Which is where we are now, in the midst of a presidential campaign that somehow finds us—“I don’t know if you’re reading the news,” Klinenberg remarked to a bookstore’s worth of guffaws—with the same candidates as in 2020.
A campaign, he concluded with genuine anguish, in which the previous pandemic, where competent leadership could have saved 900,000 lives, and the next pandemic, which in all likelihood will be both epidemiologically and sociologically more catastrophic yet, is hardly even an issue.
On “both sides,” as the pundits like to say.
The former guy opened an Orwellian memory hole within the architecture of his campaign speeches, with his customary feral brilliance. He now asks listeners if they were better off five years ago.
“It wasn’t an accident,” Klinenberg stresses. “He’s said it on several occasions. It’s a strategy. And the idea behind it turns out to be quite a popular idea in America: 2020 shouldn’t count. It wasn’t fair. Nobody could have seen this thing coming; everything was fine before that; don’t count this against him. If it wasn’t for 2020, the country would be fantastic, and I was obviously unlucky, it’s not fair. I’m a victim. I’m a victim.”
And then there’s the current guy.
Our interview was the night of the State of the Union address. We weren’t able to watch, but Klinenberg pretty much predicted it based on what Biden had been saying to this point. It was about 8,000 words long. Little over 1 percent of those words concerned the preventable loss of 900,000 American lives. Effectively less than that, if you don’t count the parts about the attendant economic crisis, which seemed the main reason he brought it up. Both were over and done with, was the point: just one more component of “the American people … writing the greatest comeback story never told.”

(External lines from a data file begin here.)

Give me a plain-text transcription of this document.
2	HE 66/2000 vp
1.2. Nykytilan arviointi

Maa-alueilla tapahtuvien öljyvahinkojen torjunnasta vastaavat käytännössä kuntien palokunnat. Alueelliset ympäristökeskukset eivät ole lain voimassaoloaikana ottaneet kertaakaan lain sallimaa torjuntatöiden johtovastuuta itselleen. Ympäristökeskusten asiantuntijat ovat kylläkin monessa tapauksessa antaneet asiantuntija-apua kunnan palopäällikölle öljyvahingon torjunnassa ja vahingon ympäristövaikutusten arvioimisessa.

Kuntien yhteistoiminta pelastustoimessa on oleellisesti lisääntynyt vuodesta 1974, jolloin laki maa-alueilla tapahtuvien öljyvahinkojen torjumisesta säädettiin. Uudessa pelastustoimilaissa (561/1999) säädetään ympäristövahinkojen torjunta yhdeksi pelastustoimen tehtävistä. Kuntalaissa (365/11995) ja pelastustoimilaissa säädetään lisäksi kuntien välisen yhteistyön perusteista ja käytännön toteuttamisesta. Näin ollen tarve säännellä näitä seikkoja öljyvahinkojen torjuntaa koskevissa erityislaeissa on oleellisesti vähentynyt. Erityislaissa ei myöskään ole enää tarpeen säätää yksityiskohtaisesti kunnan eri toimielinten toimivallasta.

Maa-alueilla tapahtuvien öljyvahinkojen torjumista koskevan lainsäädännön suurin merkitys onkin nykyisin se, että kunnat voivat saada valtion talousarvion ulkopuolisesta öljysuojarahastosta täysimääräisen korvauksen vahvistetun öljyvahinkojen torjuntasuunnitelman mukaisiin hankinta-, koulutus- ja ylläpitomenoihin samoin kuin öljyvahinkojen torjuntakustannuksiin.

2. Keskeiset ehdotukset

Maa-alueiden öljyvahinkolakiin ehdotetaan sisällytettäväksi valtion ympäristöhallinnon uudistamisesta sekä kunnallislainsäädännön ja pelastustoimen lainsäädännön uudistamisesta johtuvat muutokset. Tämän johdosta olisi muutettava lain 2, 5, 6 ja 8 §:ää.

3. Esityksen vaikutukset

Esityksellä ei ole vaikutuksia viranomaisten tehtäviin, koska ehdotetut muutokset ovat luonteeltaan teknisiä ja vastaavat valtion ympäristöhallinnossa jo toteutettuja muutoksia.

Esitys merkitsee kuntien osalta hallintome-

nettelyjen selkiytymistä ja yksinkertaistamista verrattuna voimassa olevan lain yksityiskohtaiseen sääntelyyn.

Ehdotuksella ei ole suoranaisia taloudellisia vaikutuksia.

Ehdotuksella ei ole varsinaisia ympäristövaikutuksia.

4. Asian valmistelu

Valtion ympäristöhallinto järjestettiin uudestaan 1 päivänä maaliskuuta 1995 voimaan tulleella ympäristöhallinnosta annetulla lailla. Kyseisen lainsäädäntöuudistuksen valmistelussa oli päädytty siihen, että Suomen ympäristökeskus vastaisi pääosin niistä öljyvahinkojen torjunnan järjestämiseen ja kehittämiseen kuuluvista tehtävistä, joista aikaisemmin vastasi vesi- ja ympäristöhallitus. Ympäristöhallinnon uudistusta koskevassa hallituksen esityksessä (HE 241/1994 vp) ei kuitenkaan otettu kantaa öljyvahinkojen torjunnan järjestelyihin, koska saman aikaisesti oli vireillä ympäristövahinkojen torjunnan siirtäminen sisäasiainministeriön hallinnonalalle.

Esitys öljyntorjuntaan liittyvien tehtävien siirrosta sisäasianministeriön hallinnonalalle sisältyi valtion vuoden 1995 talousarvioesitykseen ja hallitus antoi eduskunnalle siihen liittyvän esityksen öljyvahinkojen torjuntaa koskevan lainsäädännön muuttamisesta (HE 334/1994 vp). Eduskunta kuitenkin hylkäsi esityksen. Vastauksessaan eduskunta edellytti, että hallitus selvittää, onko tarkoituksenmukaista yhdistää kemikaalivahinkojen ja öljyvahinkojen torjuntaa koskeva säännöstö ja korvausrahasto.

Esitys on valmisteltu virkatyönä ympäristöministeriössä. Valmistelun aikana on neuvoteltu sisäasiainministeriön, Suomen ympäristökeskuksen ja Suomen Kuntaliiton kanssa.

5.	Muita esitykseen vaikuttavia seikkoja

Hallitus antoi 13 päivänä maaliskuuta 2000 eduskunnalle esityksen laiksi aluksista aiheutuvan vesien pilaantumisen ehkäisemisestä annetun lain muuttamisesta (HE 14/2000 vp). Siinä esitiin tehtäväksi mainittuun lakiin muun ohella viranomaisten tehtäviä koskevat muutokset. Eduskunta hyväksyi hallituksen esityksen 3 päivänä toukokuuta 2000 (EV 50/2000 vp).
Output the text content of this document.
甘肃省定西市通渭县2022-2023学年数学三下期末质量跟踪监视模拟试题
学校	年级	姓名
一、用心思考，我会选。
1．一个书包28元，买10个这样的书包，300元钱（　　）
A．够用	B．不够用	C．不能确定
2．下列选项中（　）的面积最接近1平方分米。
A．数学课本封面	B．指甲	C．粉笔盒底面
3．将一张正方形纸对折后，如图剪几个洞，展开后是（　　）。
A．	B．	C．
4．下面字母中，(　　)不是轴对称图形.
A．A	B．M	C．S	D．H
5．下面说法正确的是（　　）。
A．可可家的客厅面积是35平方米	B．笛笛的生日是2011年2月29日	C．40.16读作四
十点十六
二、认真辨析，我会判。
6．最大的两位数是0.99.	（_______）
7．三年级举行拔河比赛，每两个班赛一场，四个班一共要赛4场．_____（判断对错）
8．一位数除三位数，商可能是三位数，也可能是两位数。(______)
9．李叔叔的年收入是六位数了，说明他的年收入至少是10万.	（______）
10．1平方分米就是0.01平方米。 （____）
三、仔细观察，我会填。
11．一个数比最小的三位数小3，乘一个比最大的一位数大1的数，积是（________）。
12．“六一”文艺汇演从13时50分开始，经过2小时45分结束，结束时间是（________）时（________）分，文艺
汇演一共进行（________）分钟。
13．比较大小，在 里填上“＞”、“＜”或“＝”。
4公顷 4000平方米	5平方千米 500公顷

Maybe the White House divined from focus groups that “the American people” just don’t want to hear about it. Maybe it would “step on his message” that the American people can accomplish anything they set their minds to.
On both sides, it’s all of a piece. 2020, and 2020, are the lenses that let us see this. “Something gets whipped up, and intensified, and locked in during that year. And because we’ve all been so eager to just get 2020 behind us and get on with our lives, and because we allowed the previous president to say 2020 doesn’t count, let’s not worry about, this has not really surfaced as a topic in our current politics.”
What Klinenberg said next needs exclamation points: “a list of some of the things the next president will be dealing with: Russia and Ukraine! Israel and Gaza! Nuclear Iran! China! Taiwan! AI! Climate change! And maybe a new pathogen! It occurs to me that one would want to know how adept a leader is at managing a crisis. That this is something that you might want to select for.”
Your Infernal Triangle columnist adds: Agenda-setting elite political journalists might want to cover this as an issue—maybe, if it’s not too much to ask, with one-eighth or so the careful devotion to how Biden’s supporters are reacting to him using an antiquated word to refer to undocumented immigrants.
It’s like that New York Times front page on May 24, 2020, listing names, names, names, names: “U.S. DEATHS NEAR 100,000, AN INCALCULABLE LOSS.” Ten times those deaths, however, nine-tenths of them entirely preventable, is now, apparently, calculable. Or at least, not the obvious center of discussion about who next will lead the free world. There is something truly broken about that. Hardly less insane than going at the problem with bleach or bright lights or horse tranquilizers.